Plaignant
Tadeusz Hamerski
Mis en cause
Aleksandra Tyszka-Kozlowska, journaliste
et productrice à CFMB-AM, et rédactrice en chef du mensuel Rozmaitosci
Montrealskie
Résumé de la plainte
D’abord le 19 février 1998, le
plaignant reproche à la mise-en-cause les propos tenus à son endroit les 24 et
31 janvier sur les ondes de CFMB-AM dans le cadre de son émission Polska
Fala, propos repris en février dans le mensuel dont elle est
propriétaire et rédactrice en chef, Rozmaitosci Montrealskie no. 9.
Le 19 avril, M. Hamerski ajoute à
sa plainte originale les propos offensants de la mise-en-cause dans les
éditions du 7 mars de Polska Fala et du no. 10 de Rozmaitosci
Montrealskie.
Finalement, le plaignant porte au
dossier le 10 juin, les numéros d’avril et mai de Rozmaitosci Montrealskie (nos.
11 et 12) qui continuent, selon lui, la croisade calomnieuse de la
mise-en-cause à son égard.
Griefs du plaignant
Le plaignant rappelle qu’à compter
de son édition du 24 janvier, pour ce qui est de Polska Fala (Ondes
polonaises), et de février pour Rozmaitosci Montrealskie (Variétés
montréalaises), et ce sporadiquement jusqu’au mois de mai 1998 (Variétés
montréalaises no. 12), la mise-en-cause racontera et commentera à ses auditeurs
et lecteurs une histoire impliquant M. Hamerski. La saga, qu’elle intitule
» aigrette de renard », se déroulerait comme suit :
Dans le numéro de décembre 1997 de Biuletyn
Polonijny (Bulletin polonais no. 33), un vétérinaire à la retraite de
Williamstown en Ontario, le plaignant, place une petite annonce demandant aux
membres d’un Comité des citoyens de le contacter. Ce Comité des citoyens fait
circuler un pamphlet contre Mme Tyszka-Kozlowska, pamphlet qu’elle a d’ailleurs
publié et dénoncé dans son mensuel de novembre, Rozmaitosci Montrealskie no.
6.
Voulant joindre la lutte contre la
journaliste qu’il estime vulgaire, sensationnaliste et dangereuse pour la
communauté polonaise, M. Hamerski sollicite donc «
cordialement » les membres anonymes de ce Comité, les assurant de sa
» discrétion absolue ». La seule réponse à son annonce
proviendra de Mme Tyszka-Kozlowska elle-même et de ses ami(e)s. Se présentant
sous des noms d’emprunt, le sien sera Anna Piekarska; la mise-en-cause et ses
ami(e)s inventeront diverses histoires pour gagner la confiance de M. Hamerski
et en apprendre le plus possible sur ses intentions, ses appuis dans la communauté
polonaise, etc. Plusieurs rencontres auront lieu entre le 4 décembre 1997 et le
9 janvier 1998. Ce jour-là, la version du plaignant diffère de celle de la
mise-en-cause, Anna Piekarska sera soit démasquée, ou elle avouera sa véritable
identité et ses intentions de tout publier, son enquête étant terminée.

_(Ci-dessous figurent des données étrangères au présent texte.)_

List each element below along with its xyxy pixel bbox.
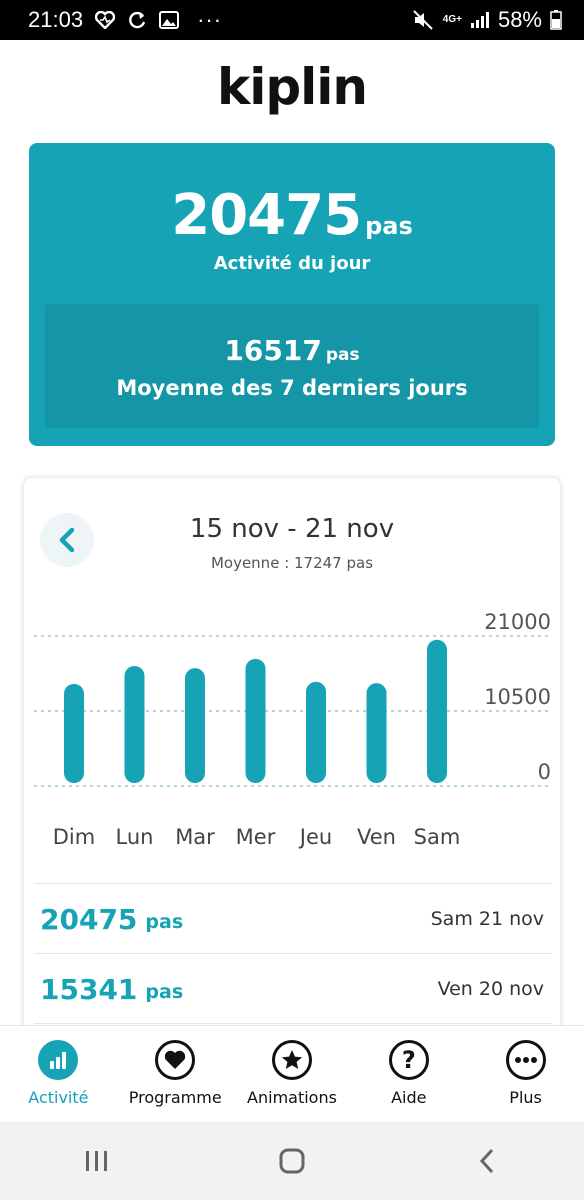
- nav-programme[interactable]: Programme: [117, 1026, 234, 1122]
- bar-mar[interactable]: [185, 668, 205, 783]
- entry-date: Sam 21 nov: [430, 908, 544, 930]
- nav-label: Animations: [247, 1088, 337, 1107]
- recent-apps-button[interactable]: [67, 1141, 127, 1181]
- y-tick-label: 0: [538, 760, 551, 784]
- system-navigation-bar: [0, 1122, 584, 1200]
- x-tick-label: Dim: [53, 825, 95, 849]
- back-button[interactable]: [457, 1141, 517, 1181]
- entry-steps-value: 15341: [40, 972, 138, 1006]
- question-icon: ?: [388, 1040, 429, 1080]
- today-activity-card: 20475 pas Activité du jour 16517 pas Moyen…: [29, 143, 555, 446]
- more-notifications-icon: ···: [197, 7, 223, 32]
- average-steps: 16517 pas: [45, 334, 539, 367]
- x-tick-label: Ven: [357, 825, 396, 849]
- average-label: Moyenne des 7 derniers jours: [116, 376, 468, 400]
- x-tick-label: Mar: [175, 825, 215, 849]
- y-tick-label: 10500: [484, 685, 551, 709]
- bar-dim[interactable]: [64, 683, 84, 783]
- nav-aide[interactable]: ? Aide: [350, 1026, 467, 1122]
- week-average: Moyenne : 17247 pas: [210, 554, 374, 572]
- recent-apps-icon: [86, 1151, 108, 1171]
- entry-steps-value: 20475: [40, 902, 138, 936]
- battery-percent: 58%: [497, 7, 542, 32]
- nav-label: Aide: [391, 1088, 427, 1107]
- x-tick-label: Jeu: [298, 825, 332, 849]
- today-steps-unit: pas: [365, 212, 413, 240]
- weekly-activity-card: 15 nov - 21 nov Moyenne : 17247 pas 2100…: [24, 478, 560, 1078]
- entry-date: Ven 20 nov: [437, 978, 544, 1000]
- today-steps: 20475 pas: [29, 183, 555, 248]
- home-icon: [279, 1148, 305, 1174]
- status-time: 21:03: [28, 7, 84, 32]
- signal-icon: [470, 11, 490, 29]
- mute-icon: [413, 10, 435, 30]
- health-icon: [95, 11, 116, 29]
- entry-steps-unit: pas: [145, 981, 184, 1003]
- battery-icon: [550, 10, 562, 30]
- x-tick-label: Sam: [414, 825, 461, 849]
- today-steps-value: 20475: [171, 183, 362, 248]
- average-steps-value: 16517: [224, 334, 322, 367]
- week-range-title: 15 nov - 21 nov: [189, 514, 395, 544]
- network-type-icon: 4G+: [442, 14, 462, 25]
- bar-ven[interactable]: [366, 683, 387, 783]
- sync-icon: [127, 10, 147, 30]
- x-tick-label: Lun: [116, 825, 154, 849]
- y-tick-label: 21000: [484, 610, 551, 634]
- nav-activite[interactable]: Activité: [0, 1026, 117, 1122]
- bar-lun[interactable]: [124, 666, 145, 783]
- average-steps-unit: pas: [325, 345, 360, 365]
- nav-label: Programme: [128, 1088, 222, 1107]
- weekly-steps-chart: 21000 10500 0 Dim Lun Mar Mer Jeu Ven Sam: [34, 610, 551, 849]
- bar-chart-icon: [38, 1040, 79, 1080]
- bar-mer[interactable]: [245, 658, 266, 783]
- more-icon: [505, 1040, 546, 1080]
- nav-animations[interactable]: Animations: [234, 1026, 351, 1122]
- divider: [34, 883, 552, 884]
- x-tick-label: Mer: [236, 825, 276, 849]
- today-activity-label: Activité du jour: [213, 253, 371, 274]
- nav-label: Activité: [28, 1088, 89, 1107]
- heart-icon: [155, 1040, 196, 1080]
- home-button[interactable]: [262, 1141, 322, 1181]
- divider: [34, 1023, 552, 1024]
- bottom-navigation: Activité Programme Animations ? Aide Plu…: [0, 1025, 584, 1122]
- bar-sam[interactable]: [427, 639, 447, 783]
- back-icon: [479, 1148, 493, 1174]
- bar-jeu[interactable]: [306, 681, 326, 783]
- nav-label: Plus: [509, 1088, 542, 1107]
- divider: [34, 953, 552, 954]
- nav-plus[interactable]: Plus: [467, 1026, 584, 1122]
- status-bar: 21:03 ··· 4G+ 58%: [0, 0, 584, 40]
- day-entry[interactable]: 15341 pas Ven 20 nov: [40, 969, 544, 1009]
- seven-day-average-box: 16517 pas Moyenne des 7 derniers jours: [45, 304, 539, 428]
- star-icon: [271, 1040, 312, 1080]
- day-entry[interactable]: 20475 pas Sam 21 nov: [40, 899, 544, 939]
- app-logo: kiplin: [216, 58, 368, 116]
- image-icon: [159, 11, 180, 29]
- entry-steps-unit: pas: [145, 911, 184, 933]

La plainte origine de ce que, ayant
enregistré ces rencontres à son insu, la mise-en-cause en fera l’interprétation
en ondes à Polska Fala et dans le supplément écrit à l’émission de
radio, Rozmaitosci Montrealskie.
Le plaignant allègue que, dans ces
comptes rendus et commentaires, la mise-en-cause ment et le ridiculise, qu’elle
nuit à sa réputation. M. Hamerski dénonce aussi le fait que la mise-en-cause
ait extorqué sous de fausses représentations, des confidences qu’elle a
publiées sans son consentement.
Commentaires du mis en cause
Aleksandra Tyszka-Kozlowska
considère frivole la plainte de Tadeusz Hamerski. « C’était M.
Hamerski qui entreprît contre moi des actions, comme le chantage de mes
clients, pour qu’ils s’abstiennent de placer des annonces publicitaires dans le
programme radiophonique que j’anime et dans le mensuel Rozmaitosci
Montrealskie que j’édite; ou en ramassant et révélant publiquement des
informations sur les médicaments que je prenais pendant quelques temps, etc.

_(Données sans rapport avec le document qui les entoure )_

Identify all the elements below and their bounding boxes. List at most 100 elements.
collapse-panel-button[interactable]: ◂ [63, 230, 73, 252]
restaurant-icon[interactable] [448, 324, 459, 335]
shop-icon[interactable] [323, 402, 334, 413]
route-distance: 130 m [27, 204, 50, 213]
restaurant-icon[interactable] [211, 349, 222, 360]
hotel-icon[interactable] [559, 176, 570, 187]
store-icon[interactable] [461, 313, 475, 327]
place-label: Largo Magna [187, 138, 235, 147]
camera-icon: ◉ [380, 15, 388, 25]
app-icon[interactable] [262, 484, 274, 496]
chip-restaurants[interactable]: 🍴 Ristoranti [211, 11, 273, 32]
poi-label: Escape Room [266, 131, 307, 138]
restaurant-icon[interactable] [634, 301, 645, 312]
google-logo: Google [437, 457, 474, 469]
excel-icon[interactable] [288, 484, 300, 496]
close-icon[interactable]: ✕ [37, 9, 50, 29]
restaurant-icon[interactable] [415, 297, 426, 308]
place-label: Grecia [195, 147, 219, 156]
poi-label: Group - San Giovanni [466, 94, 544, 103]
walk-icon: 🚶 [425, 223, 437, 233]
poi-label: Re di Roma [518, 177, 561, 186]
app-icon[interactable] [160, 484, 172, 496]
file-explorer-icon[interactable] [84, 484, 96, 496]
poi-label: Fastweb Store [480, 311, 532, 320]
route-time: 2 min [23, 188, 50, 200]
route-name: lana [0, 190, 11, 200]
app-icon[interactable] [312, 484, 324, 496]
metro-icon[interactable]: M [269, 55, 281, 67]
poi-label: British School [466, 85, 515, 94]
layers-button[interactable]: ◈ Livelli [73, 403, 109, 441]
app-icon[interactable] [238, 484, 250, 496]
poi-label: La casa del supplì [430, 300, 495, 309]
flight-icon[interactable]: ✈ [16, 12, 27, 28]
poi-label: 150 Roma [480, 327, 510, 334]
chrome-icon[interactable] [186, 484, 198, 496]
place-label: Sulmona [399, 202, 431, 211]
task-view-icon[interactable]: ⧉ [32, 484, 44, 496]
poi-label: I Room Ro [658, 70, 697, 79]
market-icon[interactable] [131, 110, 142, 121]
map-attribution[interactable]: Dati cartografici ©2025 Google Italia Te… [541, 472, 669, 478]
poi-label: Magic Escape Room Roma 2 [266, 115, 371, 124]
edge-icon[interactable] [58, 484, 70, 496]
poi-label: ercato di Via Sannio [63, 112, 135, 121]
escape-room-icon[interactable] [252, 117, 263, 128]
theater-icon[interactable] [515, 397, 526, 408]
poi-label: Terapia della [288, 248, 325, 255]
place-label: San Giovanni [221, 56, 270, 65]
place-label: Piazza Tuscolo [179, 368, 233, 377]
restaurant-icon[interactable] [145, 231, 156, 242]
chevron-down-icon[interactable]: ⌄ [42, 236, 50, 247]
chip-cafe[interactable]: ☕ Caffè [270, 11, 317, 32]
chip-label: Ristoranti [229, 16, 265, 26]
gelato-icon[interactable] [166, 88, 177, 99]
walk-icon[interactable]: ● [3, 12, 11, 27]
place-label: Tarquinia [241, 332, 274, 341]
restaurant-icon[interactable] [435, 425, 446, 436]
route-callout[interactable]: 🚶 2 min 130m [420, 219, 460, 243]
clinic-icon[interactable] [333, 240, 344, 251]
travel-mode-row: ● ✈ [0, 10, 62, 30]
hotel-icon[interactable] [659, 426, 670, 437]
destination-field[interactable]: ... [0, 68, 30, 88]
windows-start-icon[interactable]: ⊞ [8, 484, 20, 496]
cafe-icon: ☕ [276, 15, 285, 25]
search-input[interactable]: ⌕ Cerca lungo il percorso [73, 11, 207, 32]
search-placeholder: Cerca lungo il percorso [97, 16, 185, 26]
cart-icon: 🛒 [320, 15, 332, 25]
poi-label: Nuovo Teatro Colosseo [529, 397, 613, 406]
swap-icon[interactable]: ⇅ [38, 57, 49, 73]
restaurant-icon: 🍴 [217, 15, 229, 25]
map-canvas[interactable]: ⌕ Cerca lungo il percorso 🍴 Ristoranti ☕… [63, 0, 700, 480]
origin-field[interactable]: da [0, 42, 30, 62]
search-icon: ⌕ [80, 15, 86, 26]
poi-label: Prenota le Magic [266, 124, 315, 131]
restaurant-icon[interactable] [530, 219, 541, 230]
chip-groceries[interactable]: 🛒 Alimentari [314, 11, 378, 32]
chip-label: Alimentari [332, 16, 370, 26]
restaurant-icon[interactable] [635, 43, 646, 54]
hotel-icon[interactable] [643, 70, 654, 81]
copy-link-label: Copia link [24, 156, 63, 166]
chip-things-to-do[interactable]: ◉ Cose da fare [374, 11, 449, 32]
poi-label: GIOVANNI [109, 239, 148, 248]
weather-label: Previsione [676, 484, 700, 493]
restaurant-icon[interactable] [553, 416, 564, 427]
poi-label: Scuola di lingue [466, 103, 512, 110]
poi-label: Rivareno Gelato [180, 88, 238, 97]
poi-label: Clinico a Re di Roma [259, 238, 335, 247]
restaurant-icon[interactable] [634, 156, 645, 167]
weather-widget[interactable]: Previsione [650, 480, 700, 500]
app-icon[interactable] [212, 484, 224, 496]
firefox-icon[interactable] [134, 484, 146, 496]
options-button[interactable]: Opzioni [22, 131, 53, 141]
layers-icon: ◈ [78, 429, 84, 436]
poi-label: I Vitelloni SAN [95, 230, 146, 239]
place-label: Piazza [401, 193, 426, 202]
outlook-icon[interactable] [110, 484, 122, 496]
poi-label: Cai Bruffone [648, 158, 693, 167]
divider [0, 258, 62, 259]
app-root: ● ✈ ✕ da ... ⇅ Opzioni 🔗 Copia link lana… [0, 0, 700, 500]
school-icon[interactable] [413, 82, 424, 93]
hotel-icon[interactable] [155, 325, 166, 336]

Tout ce que j’ai fait, c’est de rapporter les faits et ses actions ».
M. Hamerski et ses supporteurs du
Congrès polonais ou du Consulat général de Pologne ont raison, selon la
mise-en-cause, d’être embarrassés par la divulgation de cette affaire. Mme
Tyszka-Kozlowska rappelle que dans son projet de pétition au Congrès polonais
et son appel à la Communauté polonaise, le plaignant faisait référence
faussement à une prétendue liaison avec un homme marié (qu’elle avait elle-même
inventé en tant qu’Anna Piekarska) et une soi-disant maladie mentale, comme
arguments pour lui faire perdre son emploi.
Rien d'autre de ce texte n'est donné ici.